Understanding the factors for this relative decline in life expectancy, as well as the major variations across the country, is crucial for policymakers.
Various individual health issues affect longevity, such as high levels of smoking, low levels of physical activity, and high levels of obesity. The research in the present study backed up these findings.
Many other factors affect life expectancy, such as income inequality.
These factors have complex relationships. For example, there are differences in mortality linked to gender; one study found that state-level factors may affect more women than men.
Dr. Elizabeth Dobis, a postdoctoral scholar at the Penn State College of Agricultural Sciences, Pennsylvania, is the lead author of the study.
She says, “American life expectancy recently declined for the first time in decades, and we wanted to explore the factors contributing to this decline. Because of regional variation in life expectancy, we knew community-level factors must matter.
“By analyzing place-based factors alongside personal factors, we were able to draw several conclusions about which community characteristics contribute most strongly to this variation in life expectancy.”
The present study focused on how the characteristics of a community, rather than individual traits, may affect life expectancy. It drew on data from 3,000 U.S. counties, looking at the variations in life expectancy from a 1980 baseline to 2014.
The researchers developed a statistical methodology to account for the various confounding factors that would also affect life expectancy. They tried to give as clear a picture as possible about the precise effect these community characteristics might have.
Although there was a clear relationship between life expectancy in 1980 compared with 2014, there were some unpredicted variations.
In Dr. Dobis’ words, “When we controlled for historical life expectancy, we found three additional community factors that each exert a significant adverse effect — a greater number of fast food restaurants, higher population density, and a greater share of jobs in mining, quarrying, and oil and gas extraction.
“For example, for every one percentage point increase in the number of fast food restaurants in a county, life expectancy declined by .004 years for men and .006 years for women.”
Conversely, the study found that greater access to health care, a population that is increasing in size, and high levels of social cohesion were all associated with higher life expectancies.

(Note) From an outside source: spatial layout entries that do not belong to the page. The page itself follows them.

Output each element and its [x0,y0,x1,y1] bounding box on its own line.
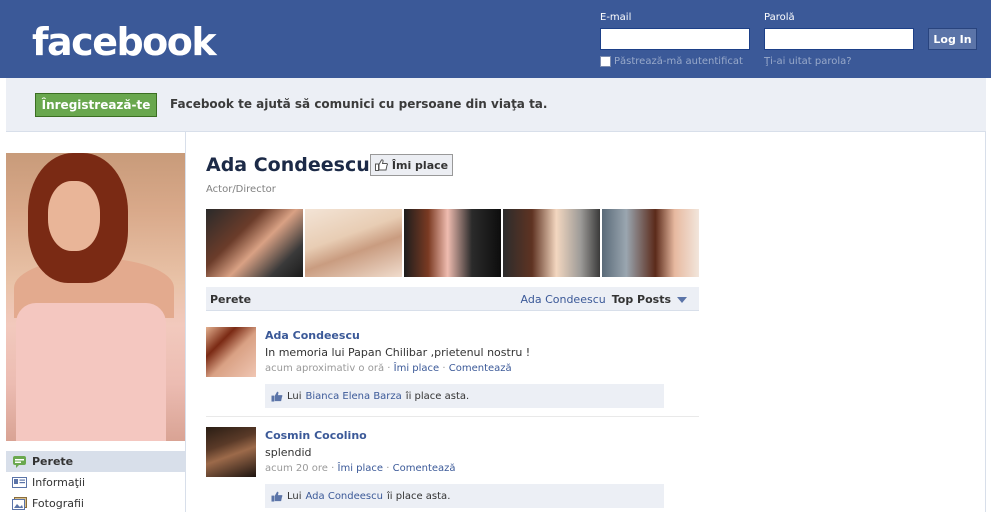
likes-suffix: îi place asta. [405,390,470,402]
login-button[interactable]: Log In [928,28,977,50]
email-field[interactable] [600,28,750,50]
left-nav: Perete Informaţii Fotografii [6,451,185,514]
likes-name-link[interactable]: Ada Condeescu [306,491,383,502]
right-border [985,132,986,512]
register-bar: Înregistrează-te Facebook te ajută să co… [6,78,986,132]
wall-icon [13,456,26,468]
like-link[interactable]: Îmi place [394,363,440,374]
avatar[interactable] [206,327,256,377]
comment-link[interactable]: Comentează [393,463,456,474]
photo-thumbnail[interactable] [305,209,402,277]
forgot-password-link[interactable]: Ţi-ai uitat parola? [764,56,852,67]
likes-name-link[interactable]: Bianca Elena Barza [306,391,402,402]
remember-me[interactable]: Păstrează-mă autentificat [600,56,743,67]
nav-item-info[interactable]: Informaţii [6,472,185,493]
comment-link[interactable]: Comentează [449,363,512,374]
likes-prefix: Lui [287,390,302,402]
register-tagline: Facebook te ajută să comunici cu persoan… [170,97,548,111]
photo-thumbnail[interactable] [602,209,699,277]
nav-label-wall: Perete [32,455,74,468]
nav-label-photos: Fotografii [32,497,84,510]
remember-label: Păstrează-mă autentificat [614,56,743,67]
post-meta: acum aproximativ o oră · Îmi place · Com… [265,363,512,374]
like-page-button[interactable]: Îmi place [370,154,453,176]
profile-picture[interactable] [6,153,185,441]
info-icon [12,477,27,488]
nav-item-photos[interactable]: Fotografii [6,493,185,514]
post-meta: acum 20 ore · Îmi place · Comentează [265,463,456,474]
post-text: In memoria lui Papan Chilibar ,prietenul… [265,346,531,359]
like-page-label: Îmi place [391,158,449,172]
chevron-down-icon[interactable] [677,296,687,303]
thumbs-up-icon [271,491,283,502]
wall-filter: Ada Condeescu Top Posts [521,293,687,306]
pic-dress [16,303,166,441]
like-link[interactable]: Îmi place [338,463,384,474]
likes-bar: Lui Bianca Elena Barza îi place asta. [265,384,664,408]
wall-header: Perete Ada Condeescu Top Posts [206,287,699,311]
thumbs-up-icon [271,391,283,402]
photo-strip [206,209,699,277]
remember-checkbox[interactable] [600,56,611,67]
post-text: splendid [265,446,312,459]
nav-label-info: Informaţii [32,476,86,489]
filter-owner-link[interactable]: Ada Condeescu [521,293,606,306]
password-label: Parolă [764,12,795,23]
photo-thumbnail[interactable] [503,209,600,277]
facebook-logo[interactable]: facebook [32,20,217,64]
post-author[interactable]: Ada Condeescu [265,329,360,342]
register-button[interactable]: Înregistrează-te [35,93,157,117]
avatar[interactable] [206,427,256,477]
page-title: Ada Condeescu [206,154,370,176]
email-label: E-mail [600,12,632,23]
photo-thumbnail[interactable] [404,209,501,277]
nav-item-wall[interactable]: Perete [6,451,185,472]
thumbs-up-icon [374,159,388,171]
wall-title: Perete [210,293,252,306]
post-divider [206,416,699,417]
photo-thumbnail[interactable] [206,209,303,277]
page-category: Actor/Director [206,184,276,195]
password-field[interactable] [764,28,914,50]
pic-face [48,181,100,251]
top-bar: facebook E-mail Parolă Log In Păstrează-… [0,0,991,78]
post-author[interactable]: Cosmin Cocolino [265,429,367,442]
likes-prefix: Lui [287,490,302,502]
post-time[interactable]: acum aproximativ o oră [265,363,384,374]
likes-suffix: îi place asta. [386,490,451,502]
likes-bar: Lui Ada Condeescu îi place asta. [265,484,664,508]
photos-icon [12,497,27,510]
column-divider [185,132,186,512]
filter-selected[interactable]: Top Posts [612,293,671,306]
post-time[interactable]: acum 20 ore [265,463,328,474]
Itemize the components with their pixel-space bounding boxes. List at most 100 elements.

Stephan Groatz, professor of Agricultural and Regional Economics at Penn State, and a co-author of the study, comments on the findings.
“Places with residents who stick together more on a community or social level also appear to do a better […] job of helping people, in general, live longer.”
– Prof. Stephan Groatz
However, there are limits to the study’s findings. While the study makes clear associations between community characteristics and life expectancy, it is not necessarily clear why or how these affect longevity, nor is it clear how they might interact with other factors.
And from a policy perspective, understanding specific community characteristics may be helpful. Still, policymakers need to understand larger trends and factors if they want to prevent the continued decline of life expectancy.
Nonetheless, the study lays the groundwork for future research, highlighting some factors that researchers might want to analyze in more detail.